My heavily worn complicated blue board feels very similar to brand new Fukkas, very smooth and clean and sharp. My only recollection of the Macintosh 128K keyboard and the ALPS PowerMac (?) board was that they were very light and smooth, like Cherry MX blue, but like all ALPS, they had a loud clack sound that makes them in many ways as good as clicky, especially because a solid clack sound is much deeper than the click sound in many cases. Complicated blues, though, have a deep, resonant click – hopefully the Tactile Pro 5 will introduce a clicky switch similar to the complicated blue …
And aluminium cases …
Then there's the black keycaps – I'd love to hear that they'll be doubleshot, but I don't believe that for a moment. All-over coated pad printing is the next best, as it doesn't dirty and break up like laser spooge, but it can all wear off in an ugly way.

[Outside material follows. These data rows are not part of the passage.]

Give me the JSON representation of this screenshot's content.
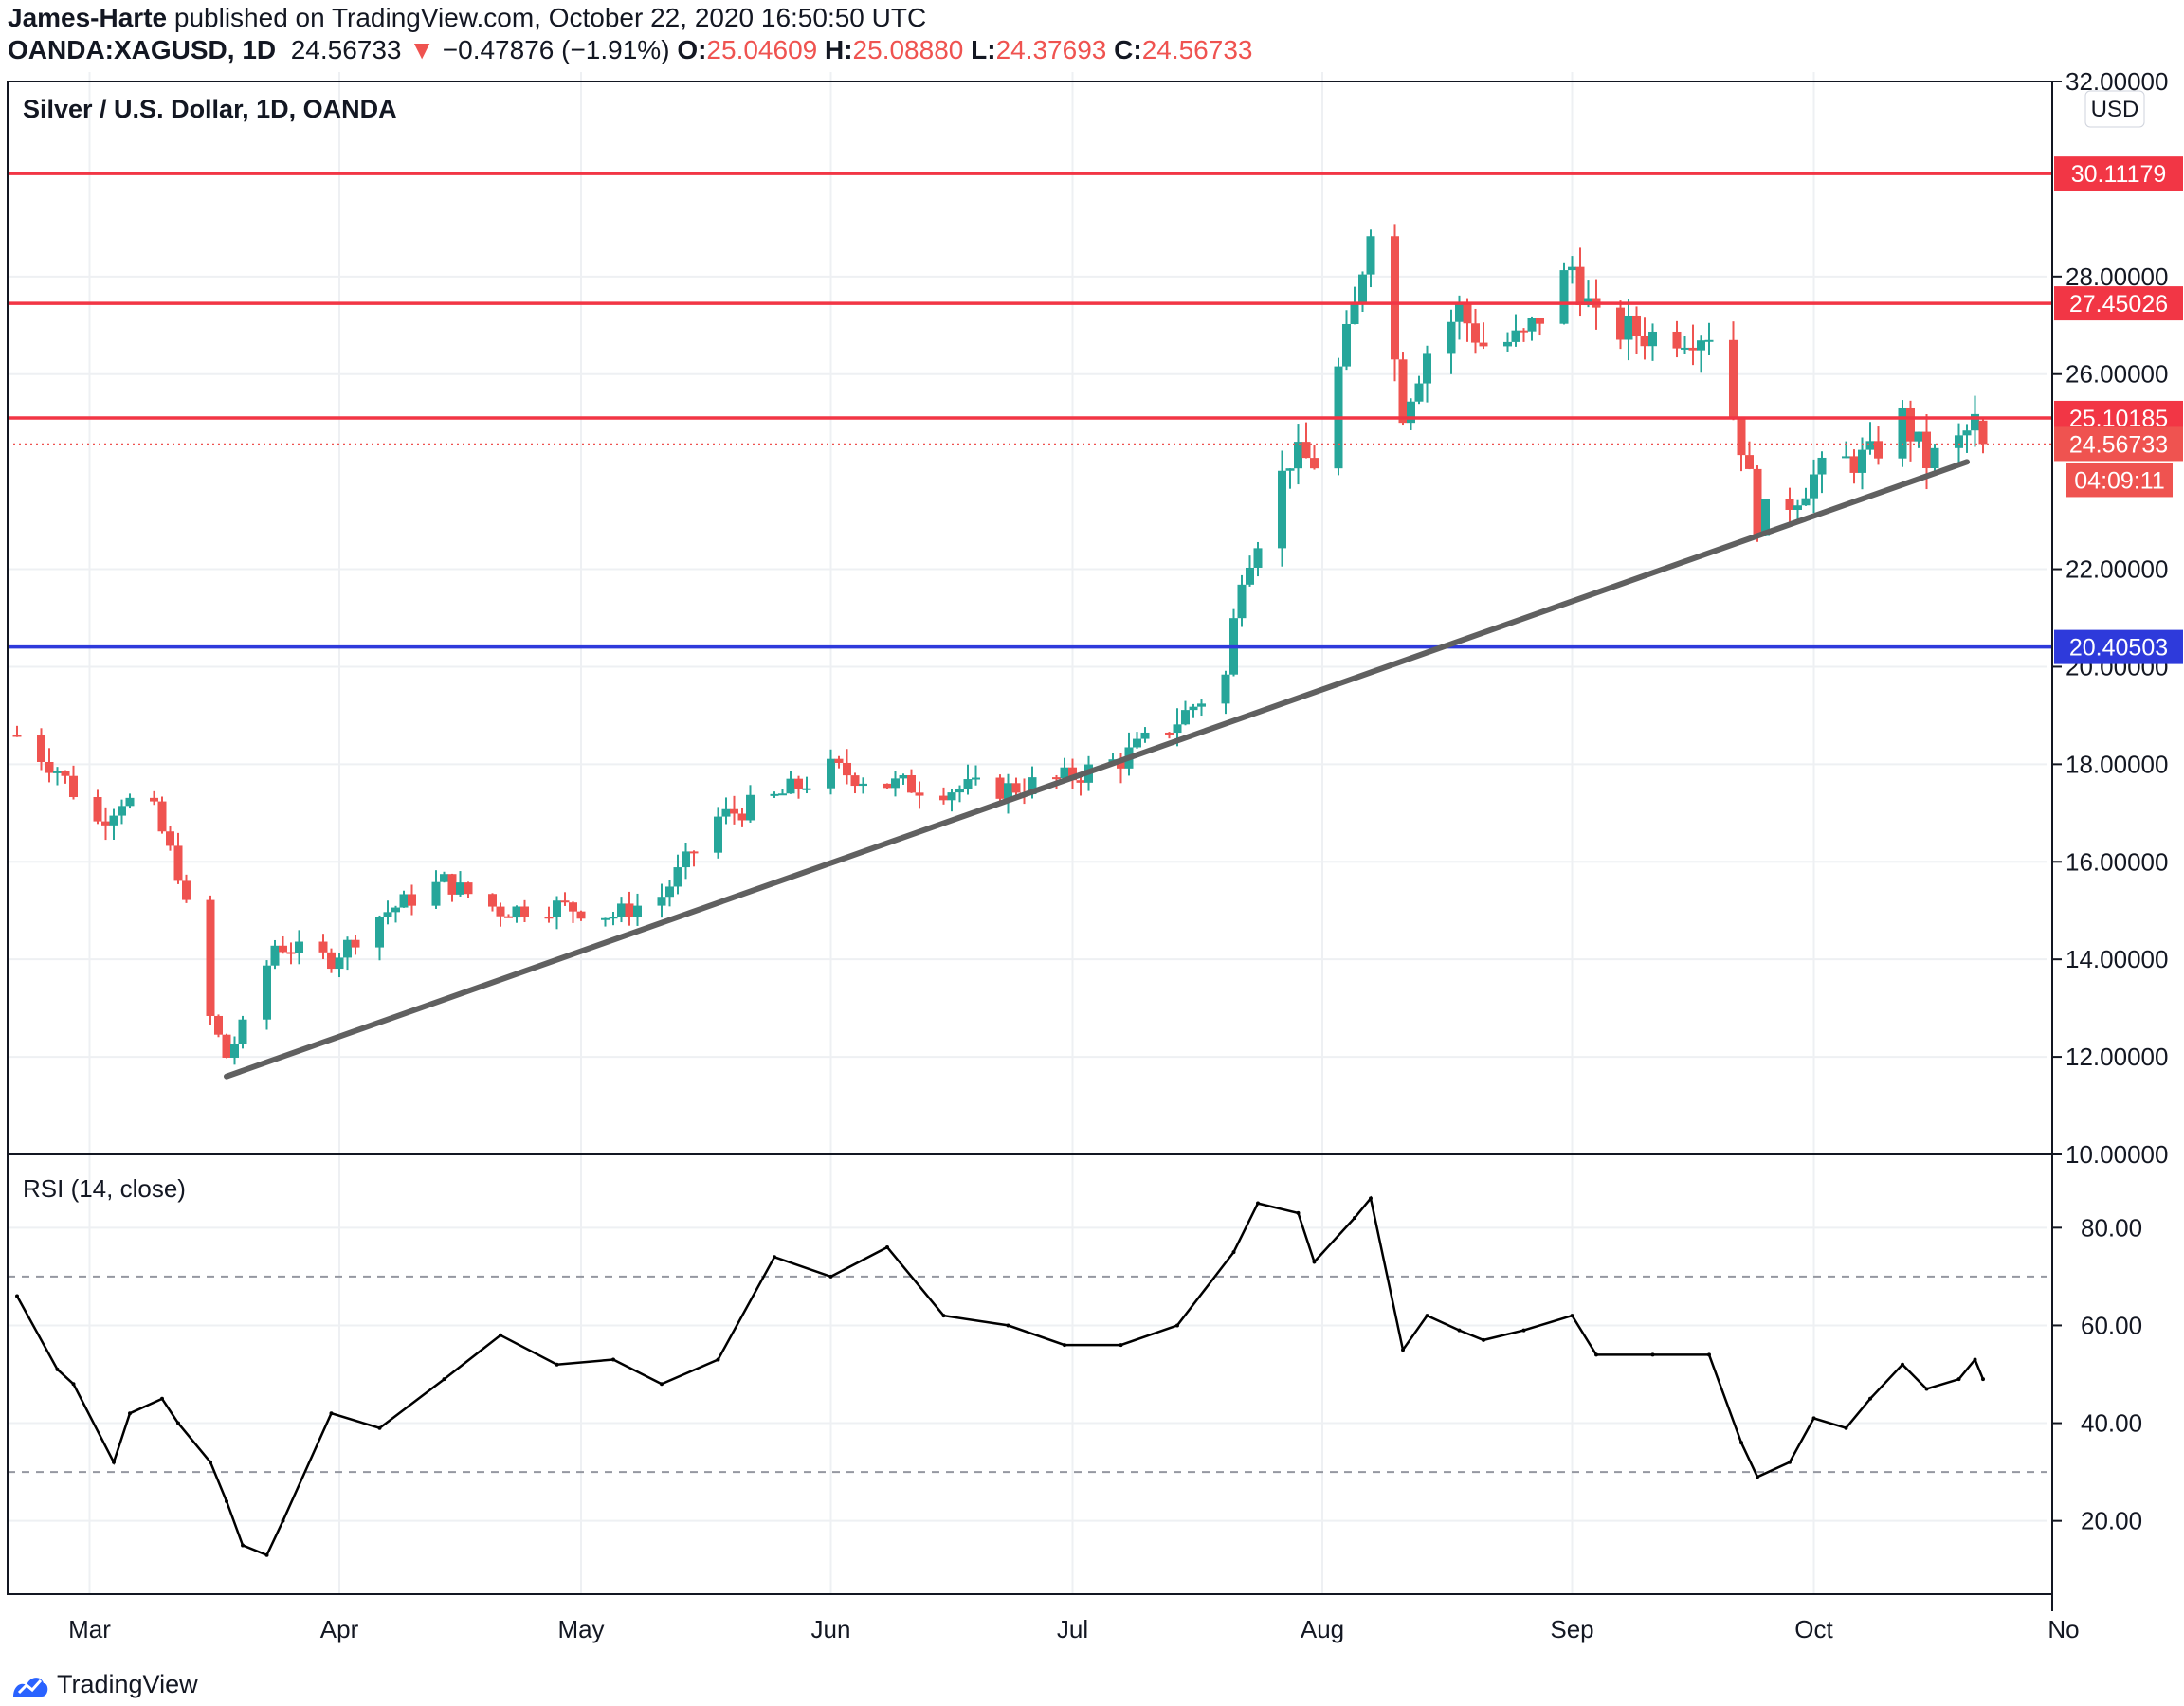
{
  "header": {
    "publisher_line": "James-Harte published on TradingView.com, October 22, 2020 16:50:50 UTC",
    "publisher_name": "James-Harte",
    "publisher_rest": " published on TradingView.com, October 22, 2020 16:50:50 UTC",
    "symbol": "OANDA:XAGUSD, 1D",
    "last": "24.56733",
    "arrow": "▼",
    "change": "−0.47876 (−1.91%)",
    "o_label": "O:",
    "o_val": "25.04609",
    "h_label": "H:",
    "h_val": "25.08880",
    "l_label": "L:",
    "l_val": "24.37693",
    "c_label": "C:",
    "c_val": "24.56733"
  },
  "chart_title": "Silver / U.S. Dollar, 1D, OANDA",
  "currency": "USD",
  "price_axis_labels": [
    "32.00000",
    "28.00000",
    "26.00000",
    "22.00000",
    "20.00000",
    "18.00000",
    "16.00000",
    "14.00000",
    "12.00000",
    "10.00000"
  ],
  "horizontal_levels": [
    {
      "price": 30.11179,
      "label": "30.11179",
      "color": "#f23645"
    },
    {
      "price": 27.45026,
      "label": "27.45026",
      "color": "#f23645"
    },
    {
      "price": 25.10185,
      "label": "25.10185",
      "color": "#f23645"
    },
    {
      "price": 20.40503,
      "label": "20.40503",
      "color": "#2e3adb"
    }
  ],
  "last_price_label": "24.56733",
  "countdown_label": "04:09:11",
  "rsi_title": "RSI (14, close)",
  "rsi_axis_labels": [
    "80.00",
    "60.00",
    "40.00",
    "20.00"
  ],
  "time_labels": [
    "Mar",
    "Apr",
    "May",
    "Jun",
    "Jul",
    "Aug",
    "Sep",
    "Oct",
    "No"
  ],
  "footer": {
    "brand": "TradingView"
  },
  "colors": {
    "up": "#26a69a",
    "down": "#ef5350",
    "trendline": "#606060",
    "grid": "#eef0f3",
    "border": "#131722",
    "level_red": "#f23645",
    "level_blue": "#2e3adb"
  },
  "chart_data": [
    {
      "type": "candlestick",
      "title": "Silver / U.S. Dollar, 1D, OANDA",
      "y_unit": "USD",
      "ylim": [
        10,
        32
      ],
      "x_range": [
        "2020-02-21",
        "2020-10-30"
      ],
      "grid": true,
      "anchors": [
        {
          "date": "2020-02-21",
          "price": 18.6
        },
        {
          "date": "2020-02-26",
          "price": 17.9
        },
        {
          "date": "2020-03-02",
          "price": 16.8
        },
        {
          "date": "2020-03-05",
          "price": 17.3
        },
        {
          "date": "2020-03-09",
          "price": 17.0
        },
        {
          "date": "2020-03-12",
          "price": 15.8
        },
        {
          "date": "2020-03-16",
          "price": 12.8
        },
        {
          "date": "2020-03-18",
          "price": 12.0
        },
        {
          "date": "2020-03-20",
          "price": 12.6
        },
        {
          "date": "2020-03-24",
          "price": 14.3
        },
        {
          "date": "2020-03-31",
          "price": 14.0
        },
        {
          "date": "2020-04-06",
          "price": 14.9
        },
        {
          "date": "2020-04-14",
          "price": 15.6
        },
        {
          "date": "2020-04-21",
          "price": 15.0
        },
        {
          "date": "2020-04-28",
          "price": 15.1
        },
        {
          "date": "2020-05-05",
          "price": 14.9
        },
        {
          "date": "2020-05-11",
          "price": 15.3
        },
        {
          "date": "2020-05-18",
          "price": 16.9
        },
        {
          "date": "2020-05-25",
          "price": 17.3
        },
        {
          "date": "2020-06-01",
          "price": 17.9
        },
        {
          "date": "2020-06-08",
          "price": 17.6
        },
        {
          "date": "2020-06-15",
          "price": 17.5
        },
        {
          "date": "2020-06-23",
          "price": 17.5
        },
        {
          "date": "2020-06-30",
          "price": 17.7
        },
        {
          "date": "2020-07-07",
          "price": 18.1
        },
        {
          "date": "2020-07-14",
          "price": 18.9
        },
        {
          "date": "2020-07-20",
          "price": 19.8
        },
        {
          "date": "2020-07-22",
          "price": 22.0
        },
        {
          "date": "2020-07-24",
          "price": 22.7
        },
        {
          "date": "2020-07-28",
          "price": 24.3
        },
        {
          "date": "2020-07-31",
          "price": 24.2
        },
        {
          "date": "2020-08-05",
          "price": 27.3
        },
        {
          "date": "2020-08-07",
          "price": 29.2
        },
        {
          "date": "2020-08-11",
          "price": 25.3
        },
        {
          "date": "2020-08-14",
          "price": 26.5
        },
        {
          "date": "2020-08-18",
          "price": 27.3
        },
        {
          "date": "2020-08-21",
          "price": 26.6
        },
        {
          "date": "2020-08-26",
          "price": 26.7
        },
        {
          "date": "2020-09-01",
          "price": 28.2
        },
        {
          "date": "2020-09-04",
          "price": 27.0
        },
        {
          "date": "2020-09-11",
          "price": 26.8
        },
        {
          "date": "2020-09-18",
          "price": 26.9
        },
        {
          "date": "2020-09-22",
          "price": 24.6
        },
        {
          "date": "2020-09-24",
          "price": 23.0
        },
        {
          "date": "2020-09-28",
          "price": 23.4
        },
        {
          "date": "2020-10-01",
          "price": 23.9
        },
        {
          "date": "2020-10-05",
          "price": 24.2
        },
        {
          "date": "2020-10-08",
          "price": 24.3
        },
        {
          "date": "2020-10-12",
          "price": 25.1
        },
        {
          "date": "2020-10-15",
          "price": 24.2
        },
        {
          "date": "2020-10-19",
          "price": 24.6
        },
        {
          "date": "2020-10-21",
          "price": 25.0
        },
        {
          "date": "2020-10-22",
          "price": 24.57
        }
      ],
      "last_bar": {
        "date": "2020-10-22",
        "open": 25.04609,
        "high": 25.0888,
        "low": 24.37693,
        "close": 24.56733
      },
      "trendline": [
        {
          "date": "2020-03-18",
          "price": 11.6
        },
        {
          "date": "2020-10-20",
          "price": 24.2
        }
      ],
      "levels": [
        30.11179,
        27.45026,
        25.10185,
        20.40503
      ]
    },
    {
      "type": "line",
      "title": "RSI (14, close)",
      "ylim": [
        5,
        95
      ],
      "bands": [
        30,
        70
      ],
      "x": [
        "2020-02-21",
        "2020-02-26",
        "2020-02-28",
        "2020-03-04",
        "2020-03-06",
        "2020-03-10",
        "2020-03-12",
        "2020-03-16",
        "2020-03-18",
        "2020-03-20",
        "2020-03-23",
        "2020-03-25",
        "2020-03-31",
        "2020-04-06",
        "2020-04-14",
        "2020-04-21",
        "2020-04-28",
        "2020-05-05",
        "2020-05-11",
        "2020-05-18",
        "2020-05-25",
        "2020-06-01",
        "2020-06-08",
        "2020-06-15",
        "2020-06-23",
        "2020-06-30",
        "2020-07-07",
        "2020-07-14",
        "2020-07-21",
        "2020-07-24",
        "2020-07-29",
        "2020-07-31",
        "2020-08-05",
        "2020-08-07",
        "2020-08-11",
        "2020-08-14",
        "2020-08-18",
        "2020-08-21",
        "2020-08-26",
        "2020-09-01",
        "2020-09-04",
        "2020-09-11",
        "2020-09-18",
        "2020-09-22",
        "2020-09-24",
        "2020-09-28",
        "2020-10-01",
        "2020-10-05",
        "2020-10-08",
        "2020-10-12",
        "2020-10-15",
        "2020-10-19",
        "2020-10-21",
        "2020-10-22"
      ],
      "values": [
        66,
        51,
        48,
        32,
        42,
        45,
        40,
        32,
        24,
        15,
        13,
        20,
        42,
        39,
        49,
        58,
        52,
        53,
        48,
        53,
        74,
        70,
        76,
        62,
        60,
        56,
        56,
        60,
        75,
        85,
        83,
        73,
        82,
        86,
        55,
        62,
        59,
        57,
        59,
        62,
        54,
        54,
        54,
        36,
        29,
        32,
        41,
        39,
        45,
        52,
        47,
        49,
        53,
        49
      ]
    }
  ]
}
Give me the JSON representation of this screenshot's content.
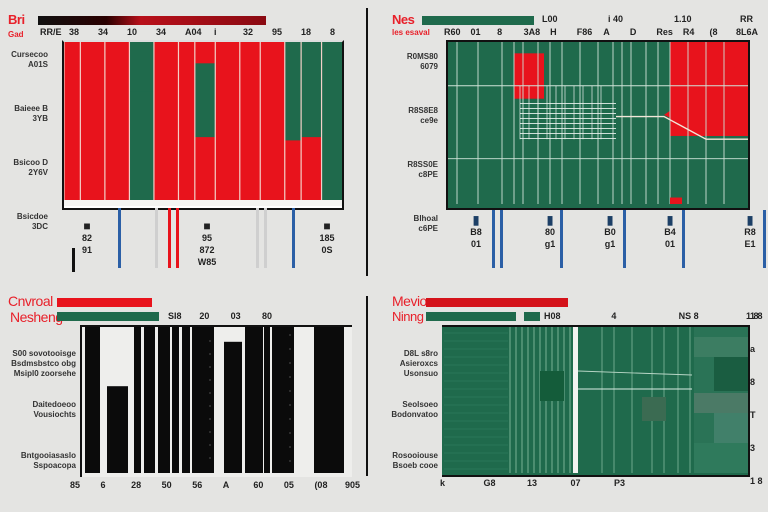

I don't know what Topre use for their dark gold lettering – looks like paint. I've even seen a brand new Dell Latitude laptop a couple of months back without the decal look – maybe they used all-over coating? Couldn't tell, but it was so wonderful to see that even Dell will, occasionally, make an effort over quality. Decal look is for chumps.
For white keyboards (e.g. TP3) you want dyesub, as it's inky black and smooth (if done right – Acer did it perfectly), unlike the erratic grey scarring from laser.